Collisionless and resistive ballooning stability

Abstract

It has been suggested [Kleva and Guzdar, Phys. Plasmas 6, 116 (1999)] that reconnecting ballooning modes in which electron inertia replaces resistivity in a nonideal magnetohydrodynamic Ohm’s law can have substantial growth rates in the low collisionality regime. Numerical calculation, albeit necessarily at unrealistically large values of the collisionless skin depth, showed that strongly growing ballooning modes exist at beta values which are below the ideal beta limit. In order to investigate stability at more realistic values of the skin depth we exploit an analytic approach. As in the case of resistive ballooning modes, we find that inertial ballooning modes are stabilized by favorable average curvature effects at moderate values of ΔB′, the stability index for resistive ballooning.
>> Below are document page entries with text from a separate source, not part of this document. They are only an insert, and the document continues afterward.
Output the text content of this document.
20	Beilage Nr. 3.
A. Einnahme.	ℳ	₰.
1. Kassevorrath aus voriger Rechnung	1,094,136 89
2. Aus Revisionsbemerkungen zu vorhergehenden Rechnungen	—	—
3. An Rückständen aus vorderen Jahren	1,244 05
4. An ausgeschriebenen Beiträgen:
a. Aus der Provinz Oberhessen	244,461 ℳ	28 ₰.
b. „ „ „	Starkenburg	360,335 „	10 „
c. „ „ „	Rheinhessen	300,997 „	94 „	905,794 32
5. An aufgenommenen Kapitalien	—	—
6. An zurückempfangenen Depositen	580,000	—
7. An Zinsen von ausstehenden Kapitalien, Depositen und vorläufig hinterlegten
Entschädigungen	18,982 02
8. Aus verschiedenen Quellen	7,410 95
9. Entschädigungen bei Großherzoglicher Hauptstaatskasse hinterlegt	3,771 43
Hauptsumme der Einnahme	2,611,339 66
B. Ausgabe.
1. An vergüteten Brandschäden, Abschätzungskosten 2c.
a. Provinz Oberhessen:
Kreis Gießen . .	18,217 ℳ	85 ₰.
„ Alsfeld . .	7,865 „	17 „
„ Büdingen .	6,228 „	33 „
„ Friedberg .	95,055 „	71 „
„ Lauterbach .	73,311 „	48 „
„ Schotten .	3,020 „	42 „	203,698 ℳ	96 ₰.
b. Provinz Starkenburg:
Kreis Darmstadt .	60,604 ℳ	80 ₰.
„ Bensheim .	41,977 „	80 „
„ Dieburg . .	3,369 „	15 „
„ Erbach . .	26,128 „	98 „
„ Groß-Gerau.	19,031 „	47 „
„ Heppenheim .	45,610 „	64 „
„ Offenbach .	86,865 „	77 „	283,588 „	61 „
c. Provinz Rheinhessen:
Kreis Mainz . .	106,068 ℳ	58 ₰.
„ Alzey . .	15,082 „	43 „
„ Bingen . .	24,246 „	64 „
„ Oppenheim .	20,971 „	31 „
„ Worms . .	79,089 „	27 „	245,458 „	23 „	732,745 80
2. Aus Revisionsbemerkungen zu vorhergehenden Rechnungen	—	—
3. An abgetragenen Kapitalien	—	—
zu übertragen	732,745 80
Instability only becomes possible close to the ideal stability boundary (ΔB′→∞) or at unrealistically large values of the toroidal mode number n (e.g., n≳102). Another ballooning mode, the collisionless analogue of the Carreras–Diamond mode [Carreras, Diamond, Murakami, Dunlap et al., Phys. Rev. Lett. 50, 503 (1983)] can also be excited at larger values of the collisionless skin depth, but this mode is not valid for realistic parameters in a hot plasma.